The Cloud: Your Disaster Backup for Business Continuity
I hit a deer on my way to work one day.
Actually, the deer hit me, since I was minding my own business when it leapt into the path of my car.
Thankfully, I wasn’t hurt and the damage to my car is manageable.
Sadly, the same cannot be said for the deer.
In case you’re wondering, I don’t live or work in the woods. In fact, this happened in the middle of suburban Bloomington, Minnesota. Bloomington is the home of the Mall of America and isn’t some backwater country village – at least not by Minnesota standards.
Still, there are enough places for deer to scratch out a living and come bounding out of their hiding places when least expected.
Being the nerd that I am, this made me think of SIP and how even the best laid plans can go awry: An enterprise can spend tons of cash creating a rock-solid, resilient system and still things can go wrong. Systems go down due to stupid human tricks. Mother Nature can rise up and bring a data center to its knees. Software crashes and hardware fails.
Additionally, an enterprise might not be in the position of hardening every facet of their communications system. Money is short and investing in redundant servers and gateways might not be in the budget. Also, you might be sitting on aging equipment that isn’t worth upgrading. The money for your next system isn’t available for a year or two, so you nurse the current one along until it’s hauled away.
No matter what the state of your system, it makes sense to consider adding one more layer of resilience.
Enter the Cloud
One option that is becoming increasingly popular is to add elements of cloud communications as part of a comprehensive business continuity strategy.
Instead of going headfirst into the cloud, you dip your toes into the water for a few key people and groups.

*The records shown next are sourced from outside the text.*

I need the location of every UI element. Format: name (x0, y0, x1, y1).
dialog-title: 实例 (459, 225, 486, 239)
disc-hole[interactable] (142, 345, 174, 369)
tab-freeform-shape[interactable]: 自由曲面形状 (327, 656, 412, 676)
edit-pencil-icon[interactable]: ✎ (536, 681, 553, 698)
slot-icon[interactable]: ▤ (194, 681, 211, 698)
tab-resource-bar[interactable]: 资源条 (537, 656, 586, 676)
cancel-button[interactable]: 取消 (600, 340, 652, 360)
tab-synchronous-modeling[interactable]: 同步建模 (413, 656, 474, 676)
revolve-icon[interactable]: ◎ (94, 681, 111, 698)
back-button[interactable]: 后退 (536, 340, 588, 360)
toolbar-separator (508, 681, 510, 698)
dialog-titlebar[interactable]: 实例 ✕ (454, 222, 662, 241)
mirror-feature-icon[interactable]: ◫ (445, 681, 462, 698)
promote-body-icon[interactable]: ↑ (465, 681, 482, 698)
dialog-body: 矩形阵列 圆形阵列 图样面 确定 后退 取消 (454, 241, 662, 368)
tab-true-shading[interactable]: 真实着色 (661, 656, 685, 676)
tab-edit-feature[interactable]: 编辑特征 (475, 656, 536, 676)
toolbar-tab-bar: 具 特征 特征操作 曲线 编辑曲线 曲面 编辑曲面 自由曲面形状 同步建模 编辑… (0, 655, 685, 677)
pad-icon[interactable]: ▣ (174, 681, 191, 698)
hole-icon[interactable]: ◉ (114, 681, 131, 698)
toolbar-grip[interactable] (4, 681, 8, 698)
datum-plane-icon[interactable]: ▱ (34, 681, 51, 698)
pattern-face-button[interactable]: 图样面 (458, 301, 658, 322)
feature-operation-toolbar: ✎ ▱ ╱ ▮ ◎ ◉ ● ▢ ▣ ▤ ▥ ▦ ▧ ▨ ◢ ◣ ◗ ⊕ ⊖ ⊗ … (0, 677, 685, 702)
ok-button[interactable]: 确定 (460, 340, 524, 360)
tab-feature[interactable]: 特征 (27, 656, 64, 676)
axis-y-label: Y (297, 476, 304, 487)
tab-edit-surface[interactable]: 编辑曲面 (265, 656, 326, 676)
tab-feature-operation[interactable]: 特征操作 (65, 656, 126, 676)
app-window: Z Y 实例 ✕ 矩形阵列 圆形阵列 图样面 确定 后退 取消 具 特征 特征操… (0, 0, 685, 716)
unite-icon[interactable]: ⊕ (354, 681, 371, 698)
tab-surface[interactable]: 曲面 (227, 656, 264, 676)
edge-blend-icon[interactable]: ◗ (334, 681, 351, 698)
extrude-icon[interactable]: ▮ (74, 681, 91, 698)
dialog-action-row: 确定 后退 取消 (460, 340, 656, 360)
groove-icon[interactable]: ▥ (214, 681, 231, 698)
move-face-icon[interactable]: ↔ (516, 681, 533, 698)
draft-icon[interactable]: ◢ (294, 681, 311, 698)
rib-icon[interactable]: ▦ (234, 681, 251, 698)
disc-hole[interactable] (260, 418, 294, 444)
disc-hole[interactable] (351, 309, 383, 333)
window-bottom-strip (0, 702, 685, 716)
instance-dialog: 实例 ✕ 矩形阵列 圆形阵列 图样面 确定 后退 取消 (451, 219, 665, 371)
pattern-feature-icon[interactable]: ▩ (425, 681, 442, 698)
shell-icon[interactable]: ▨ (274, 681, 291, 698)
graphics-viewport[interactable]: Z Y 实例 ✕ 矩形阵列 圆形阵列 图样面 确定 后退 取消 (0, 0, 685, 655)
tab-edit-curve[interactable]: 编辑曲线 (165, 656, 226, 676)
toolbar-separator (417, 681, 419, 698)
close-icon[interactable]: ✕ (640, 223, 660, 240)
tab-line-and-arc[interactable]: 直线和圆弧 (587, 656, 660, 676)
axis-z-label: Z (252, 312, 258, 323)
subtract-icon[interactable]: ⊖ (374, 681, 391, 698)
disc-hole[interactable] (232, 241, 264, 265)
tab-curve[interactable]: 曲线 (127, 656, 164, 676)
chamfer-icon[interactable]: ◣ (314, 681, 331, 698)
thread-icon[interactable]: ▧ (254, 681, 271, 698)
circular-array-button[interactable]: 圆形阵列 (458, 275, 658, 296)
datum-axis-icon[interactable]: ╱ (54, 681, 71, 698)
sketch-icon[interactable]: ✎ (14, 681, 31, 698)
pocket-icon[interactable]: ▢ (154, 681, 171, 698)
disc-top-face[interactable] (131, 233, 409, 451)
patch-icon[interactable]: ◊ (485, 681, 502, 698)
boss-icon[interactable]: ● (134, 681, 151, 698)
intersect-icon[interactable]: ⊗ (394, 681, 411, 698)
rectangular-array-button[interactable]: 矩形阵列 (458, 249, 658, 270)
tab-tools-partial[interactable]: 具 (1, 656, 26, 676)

Perhaps you provide cloud communications to your first responders and key management personal. Perhaps you give critical departments standby cloud resources. The point is that this isn’t a full-blown rollout to the entire company, but only to a select few and only for times of great need.
This is how it works: Day-to-day communication stays on your existing platform. Perhaps you have an Avaya system that has already implemented “flatten, consolidate, and extend” for resilience at the core and survivability at the branch offices. Any failover scenarios that exists with FC&E work as they always have.
However, imagine a time when something really catastrophic occurs.
Related article: What was Behind the Massive E911 Outages in the Pacific Northwest?
While I hate to dwell on the negative, imagine another hurricane Sandy or even worse, a Fukushima meltdown. You’ve done everything right, but your rock-solid Avaya system has been washed out to sea.
This is where cloud communications for business continuity comes in.
Prior to the disaster, you identify the key people that require enterprise communication during the time of total failure. These people are configured as users on your cloud system and install SIP communications software on their PCs and smart devices. They don’t actually use the software at this point in time. It’s simply there waiting to be told to do something.
Next, you configure SIP trunks with the numbers you intend to use during a disaster. These trunks are “wired” and provisioned at the carrier and cloud levels, but are not activated.
When a disaster occurs, the accounts are activated and the users start up their soft clients. Within a matter of seconds, they can communicate with their coworkers.
Next, your carrier is informed of the disaster and the SIP trunks are activated. Depending upon the carrier, this might require a few minutes or a few hours. Once the trunks have been activated, your cloud users are able to call out and the outside world is able to call in.
Not only can these cloud users make telephone calls, but they also have access to all sorts of unified communications functionality. They can send instant messages, make video calls, and create and join conference calls. They even have access to voice mail.
The users and trunks remain active for as long as they are needed and once the disaster is over, the cloud resources return to their dormant state. It’s that simple.
Like that deer that came out of nowhere, there is no way to anticipate when a disaster might strike.
I am a careful, fully aware driver and own a car with a high safety rating and yet I was still hit with the unexpected.
I would like to think that the accident wasn’t worse than it was because of my car and driving ability. The same kind of thinking can be applied to communications.
Plan ahead for the unexpected and the impossible — Being prepared for the worst might keep your business functional during very hard times.